# New Los Angeles Group



## D'nemy (Nov 11, 2004)

Hello, all. For those in the Los Angeles area, we're starting up a Saturday afternoon/evening gaming group. We are currently running a 3.5 D&D campaign, but have plans to play Buffy and Exalted and maybe even Star Trek in the near future. We've played pretty much everything under the sun. World of Darkness, Adventure, Star Wars, Aberrant, Dead Lands and Alternity.
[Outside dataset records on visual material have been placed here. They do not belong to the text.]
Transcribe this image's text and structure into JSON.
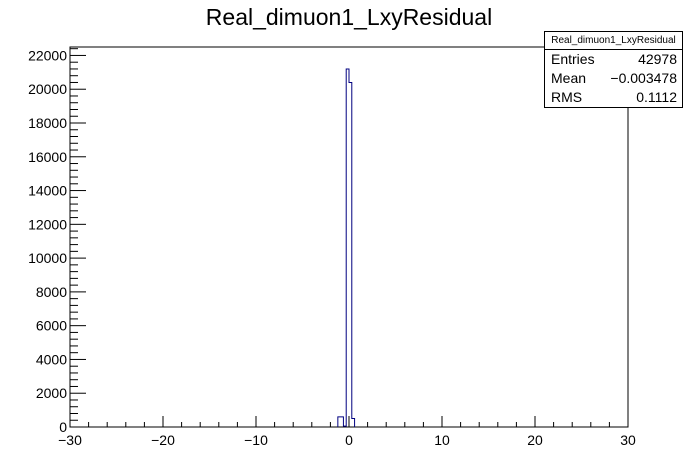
{
  "chart_data": {
    "type": "histogram",
    "title": "Real_dimuon1_LxyResidual",
    "xlabel": "",
    "ylabel": "",
    "xlim": [
      -30,
      30
    ],
    "ylim": [
      0,
      22500
    ],
    "x_ticks": [
      -30,
      -20,
      -10,
      0,
      10,
      20,
      30
    ],
    "x_tick_labels": [
      "−30",
      "−20",
      "−10",
      "0",
      "10",
      "20",
      "30"
    ],
    "y_ticks": [
      0,
      2000,
      4000,
      6000,
      8000,
      10000,
      12000,
      14000,
      16000,
      18000,
      20000,
      22000
    ],
    "y_tick_labels": [
      "0",
      "2000",
      "4000",
      "6000",
      "8000",
      "10000",
      "12000",
      "14000",
      "16000",
      "18000",
      "20000",
      "22000"
    ],
    "bin_width": 0.3,
    "bins": [
      {
        "x": -1.2,
        "value": 600
      },
      {
        "x": -0.9,
        "value": 600
      },
      {
        "x": -0.6,
        "value": 50
      },
      {
        "x": -0.3,
        "value": 21200
      },
      {
        "x": 0.0,
        "value": 20400
      },
      {
        "x": 0.3,
        "value": 500
      }
    ],
    "line_color": "#000080",
    "stats": {
      "title": "Real_dimuon1_LxyResidual",
      "entries_label": "Entries",
      "entries": "42978",
      "mean_label": "Mean",
      "mean": "−0.003478",
      "rms_label": "RMS",
      "rms": "0.1112"
    }
  }
}
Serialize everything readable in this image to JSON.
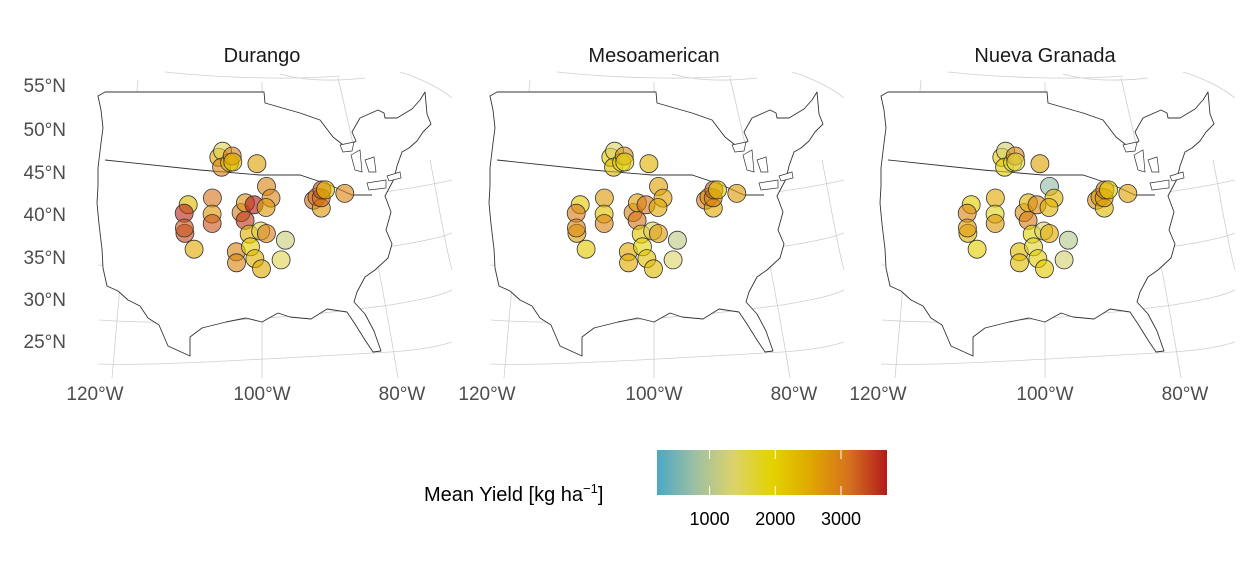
{
  "panels": [
    {
      "title": "Durango",
      "site_values": [
        3400,
        2300,
        3600,
        3300,
        2500,
        2500,
        1500,
        2900,
        3100,
        2700,
        3300,
        2300,
        3000,
        2300,
        2900,
        2900,
        3000,
        3500,
        2800,
        2400,
        2000,
        3700,
        2400,
        2600,
        1600,
        2500,
        3000,
        2900,
        2900,
        2700,
        1500,
        1200,
        3200,
        3000,
        2700,
        3200,
        3300,
        2300,
        2900
      ]
    },
    {
      "title": "Mesoamerican",
      "site_values": [
        2600,
        2100,
        3000,
        2900,
        2100,
        2100,
        1400,
        2300,
        2700,
        2200,
        2900,
        1900,
        2800,
        1800,
        2500,
        2500,
        2900,
        3100,
        2600,
        2200,
        1900,
        3100,
        2200,
        2400,
        1500,
        2300,
        2700,
        2600,
        2600,
        2500,
        1400,
        1100,
        3000,
        2800,
        2500,
        3000,
        3200,
        2100,
        2700
      ]
    },
    {
      "title": "Nueva Granada",
      "site_values": [
        2400,
        2000,
        2900,
        2700,
        2000,
        2000,
        1300,
        2100,
        2500,
        1800,
        2700,
        1700,
        2900,
        1600,
        2300,
        2300,
        2800,
        3000,
        2400,
        1900,
        1700,
        2900,
        2000,
        2600,
        1400,
        2100,
        2500,
        700,
        2400,
        2400,
        1300,
        1000,
        2800,
        2700,
        2300,
        2700,
        3000,
        2000,
        2600
      ]
    }
  ],
  "axes": {
    "lat_ticks": [
      "55°N",
      "50°N",
      "45°N",
      "40°N",
      "35°N",
      "30°N",
      "25°N"
    ],
    "lon_ticks": [
      "120°W",
      "100°W",
      "80°W"
    ]
  },
  "legend": {
    "title_main": "Mean Yield [kg ha",
    "title_sup": "−1",
    "title_end": "]",
    "ticks": [
      "1000",
      "2000",
      "3000"
    ],
    "tick_values": [
      1000,
      2000,
      3000
    ],
    "range": [
      200,
      3700
    ],
    "colors": [
      "#4BA8C4",
      "#9DC0A2",
      "#DCD36B",
      "#E3D300",
      "#E0A800",
      "#D6721E",
      "#B21B1B"
    ]
  },
  "chart_data": {
    "type": "scatter",
    "projection": "conic (USA)",
    "facets": [
      "Durango",
      "Mesoamerican",
      "Nueva Granada"
    ],
    "site_lonlat": [
      [
        -117.2,
        36.1
      ],
      [
        -118.1,
        39.5
      ],
      [
        -118.5,
        38.4
      ],
      [
        -117.6,
        36.7
      ],
      [
        -114.5,
        34.5
      ],
      [
        -112.9,
        45.8
      ],
      [
        -112.1,
        46.6
      ],
      [
        -111.6,
        44.7
      ],
      [
        -112.6,
        40.9
      ],
      [
        -112.0,
        39.0
      ],
      [
        -111.6,
        37.9
      ],
      [
        -109.5,
        45.4
      ],
      [
        -109.0,
        46.2
      ],
      [
        -108.6,
        45.5
      ],
      [
        -105.5,
        34.9
      ],
      [
        -105.3,
        33.6
      ],
      [
        -105.1,
        39.6
      ],
      [
        -104.0,
        38.7
      ],
      [
        -104.2,
        40.8
      ],
      [
        -102.9,
        37.1
      ],
      [
        -102.5,
        35.6
      ],
      [
        -102.0,
        40.6
      ],
      [
        -101.5,
        34.2
      ],
      [
        -101.5,
        45.5
      ],
      [
        -100.3,
        37.5
      ],
      [
        -100.1,
        33.0
      ],
      [
        -99.0,
        37.2
      ],
      [
        -98.8,
        42.8
      ],
      [
        -97.7,
        41.4
      ],
      [
        -99.0,
        40.3
      ],
      [
        -96.0,
        34.0
      ],
      [
        -94.8,
        36.3
      ],
      [
        -87.0,
        40.6
      ],
      [
        -86.0,
        40.9
      ],
      [
        -85.5,
        39.5
      ],
      [
        -85.0,
        40.7
      ],
      [
        -84.4,
        41.6
      ],
      [
        -83.5,
        41.5
      ],
      [
        -79.0,
        40.5
      ]
    ],
    "color_scale": "Mean Yield [kg ha−1]"
  }
}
We're a well rounded group open for pretty much anything. 

Thanks for your interest!


----------



## Bloosquig (Feb 13, 2005)

Where exactly are you guys located at in Los Angeles?  I'm in rosemead / montebello and I'm looking for a good game.  I'm willing to play anything and am very flexible.  if your close by go ahead and give me an email at 

the_krieg22@yahoo.com

Thanks!


----------



## Westgate Polks (Feb 14, 2005)

*Where is LA?*

I am in the LA / Palms / Culver City neck of the woods, and I am JONESING to game.  If this is close by,  please feel free to drop me a line or let me know.

Thanks for your time.

FOrrest


----------



## Stosh (Feb 19, 2005)

im in burbank and need a group baaaaaaaaaaaaaaad. if u want me in then email me at pranksta_89@hotmail.com.


----------



## D'nemy (Feb 25, 2005)

We're located in the Eagle Rock/Glassel Park area. Currently we are playing the Buffy/Angel RPG. And after that we'll be starting up Adventure! (the original White Wolf version) which is an RPG in a 20's, 30's pulp setting ala Indiana Jones and Sky Captain.

Let me know if you're interested in either!

Thanks!


----------